A bunch of Oregon researchers have started to run tests on a bunch of drones in the field of agricultural use. Once you take a look at them, they might be enough to interest the inner radio-control geek in you – after all, we are talking about a six-rotor helicopter that revs to life, going straight up and rising quickly above the thousands of potted trees at J. Frank Schmidt & Son Nursery. The whole idea of this exercise? To count the number of trees that are available – and not counting ordinary people and zapping them with some sort of vaporizing laser.

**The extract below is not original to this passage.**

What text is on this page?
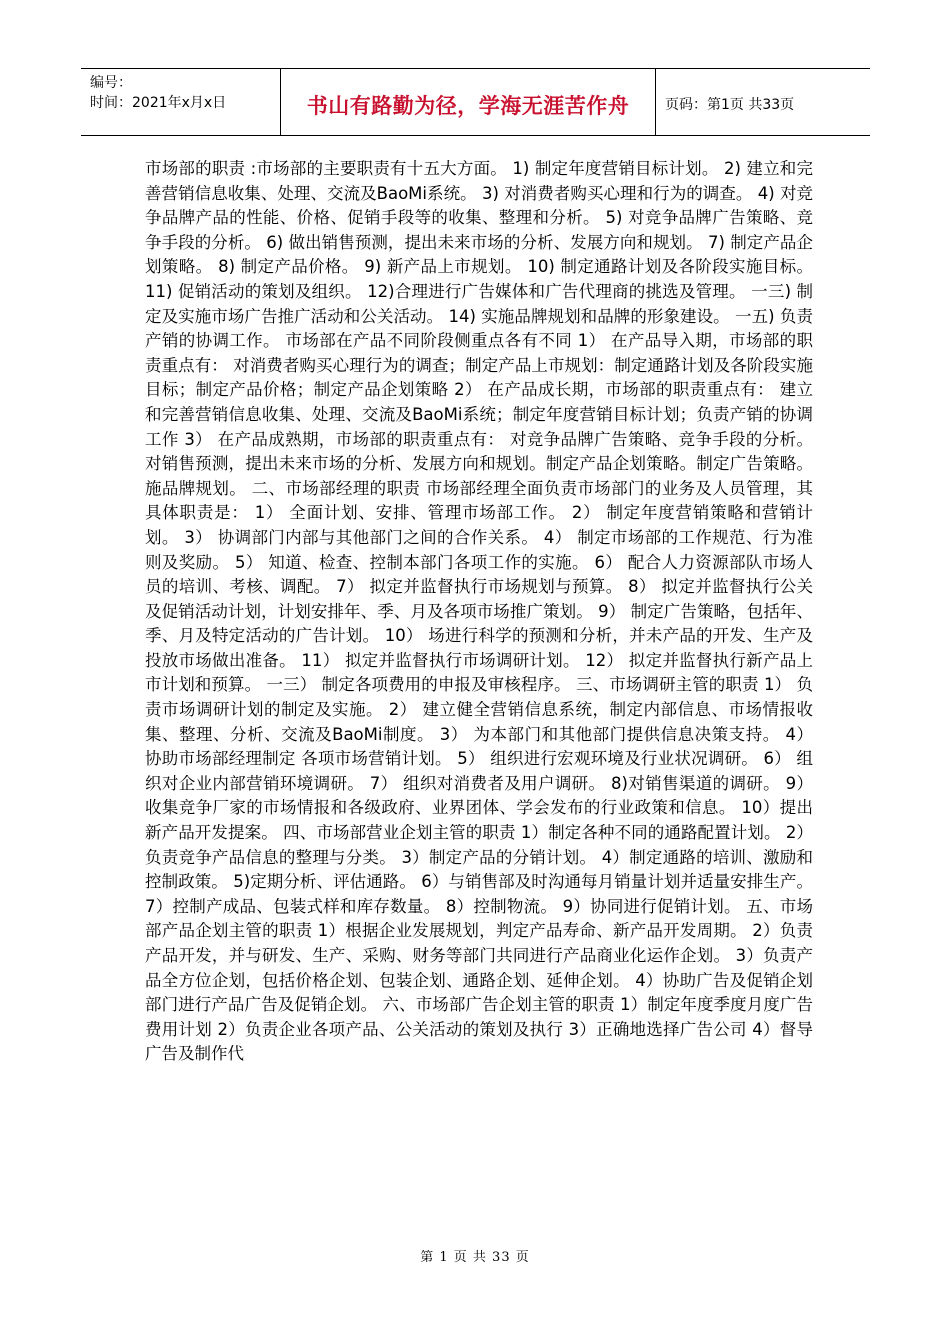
编号：
时间：2021年x月x日	书山有路勤为径，学海无涯苦作舟	页码：第1页 共33页

市场部的职责 :市场部的主要职责有十五大方面。 1) 制定年度营销目标计划。 2) 建立和完善营销信息收集、处理、交流及BaoMi系统。 3) 对消费者购买心理和行为的调查。 4) 对竞争品牌产品的性能、价格、促销手段等的收集、整理和分析。 5) 对竞争品牌广告策略、竞争手段的分析。 6) 做出销售预测，提出未来市场的分析、发展方向和规划。 7) 制定产品企划策略。 8) 制定产品价格。 9) 新产品上市规划。 10) 制定通路计划及各阶段实施目标。 11) 促销活动的策划及组织。 12)合理进行广告媒体和广告代理商的挑选及管理。 一三) 制定及实施市场广告推广活动和公关活动。 14) 实施品牌规划和品牌的形象建设。 一五) 负责产销的协调工作。 市场部在产品不同阶段侧重点各有不同 1） 在产品导入期，市场部的职责重点有： 对消费者购买心理行为的调查；制定产品上市规划：制定通路计划及各阶段实施目标；制定产品价格；制定产品企划策略 2） 在产品成长期，市场部的职责重点有： 建立和完善营销信息收集、处理、交流及BaoMi系统；制定年度营销目标计划；负责产销的协调工作 3） 在产品成熟期，市场部的职责重点有： 对竞争品牌广告策略、竞争手段的分析。对销售预测，提出未来市场的分析、发展方向和规划。制定产品企划策略。制定广告策略。施品牌规划。 二、市场部经理的职责 市场部经理全面负责市场部门的业务及人员管理，其具体职责是： 1） 全面计划、安排、管理市场部工作。 2） 制定年度营销策略和营销计划。 3） 协调部门内部与其他部门之间的合作关系。 4） 制定市场部的工作规范、行为准则及奖励。 5） 知道、检查、控制本部门各项工作的实施。 6） 配合人力资源部队市场人员的培训、考核、调配。 7） 拟定并监督执行市场规划与预算。 8） 拟定并监督执行公关及促销活动计划，计划安排年、季、月及各项市场推广策划。 9） 制定广告策略，包括年、季、月及特定活动的广告计划。 10） 场进行科学的预测和分析，并未产品的开发、生产及投放市场做出准备。 11） 拟定并监督执行市场调研计划。 12） 拟定并监督执行新产品上市计划和预算。 一三） 制定各项费用的申报及审核程序。 三、市场调研主管的职责 1） 负责市场调研计划的制定及实施。 2） 建立健全营销信息系统，制定内部信息、市场情报收集、整理、分析、交流及BaoMi制度。 3） 为本部门和其他部门提供信息决策支持。 4） 协助市场部经理制定 各项市场营销计划。 5） 组织进行宏观环境及行业状况调研。 6） 组织对企业内部营销环境调研。 7） 组织对消费者及用户调研。 8)对销售渠道的调研。 9） 收集竞争厂家的市场情报和各级政府、业界团体、学会发布的行业政策和信息。 10）提出新产品开发提案。 四、市场部营业企划主管的职责 1）制定各种不同的通路配置计划。 2）负责竞争产品信息的整理与分类。 3）制定产品的分销计划。 4）制定通路的培训、激励和控制政策。 5)定期分析、评估通路。 6）与销售部及时沟通每月销量计划并适量安排生产。 7）控制产成品、包装式样和库存数量。 8）控制物流。 9）协同进行促销计划。 五、市场部产品企划主管的职责 1）根据企业发展规划，判定产品寿命、新产品开发周期。 2）负责产品开发，并与研发、生产、采购、财务等部门共同进行产品商业化运作企划。 3）负责产品全方位企划，包括价格企划、包装企划、通路企划、延伸企划。 4）协助广告及促销企划部门进行产品广告及促销企划。 六、市场部广告企划主管的职责 1）制定年度季度月度广告费用计划 2）负责企业各项产品、公关活动的策划及执行 3）正确地选择广告公司 4）督导广告及制作代

第 1 页 共 33 页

Measuring around three feet across with a bunch of spindly legs, it does resemble a flying spider of sorts without bringing a toy-like air to it. Sophisticated GPS technology will be integrated into the drone, where it will send it over to pre-programmed points while maintaining a constant altitude of 25 meters, which translates to a wee bit higher than 80 feet. Its abdomen will hold a digital camera, while a swiveling housing ensures the camera remains level even if the craft pitches in the wind.
All aerial images will be downloaded to a sotware that identifies and counts the potted trees. Since Oregon’s nurseries do raise up to millions of trees and bushes for landscaping, it makes perfect sense for critical inventory control, and making counts by hand have proved to be labor-intensive, time consuming and expensive.
It will cost somewhere in the region of $10,000 each, so no worries about anyone purchasing this “just for fun”.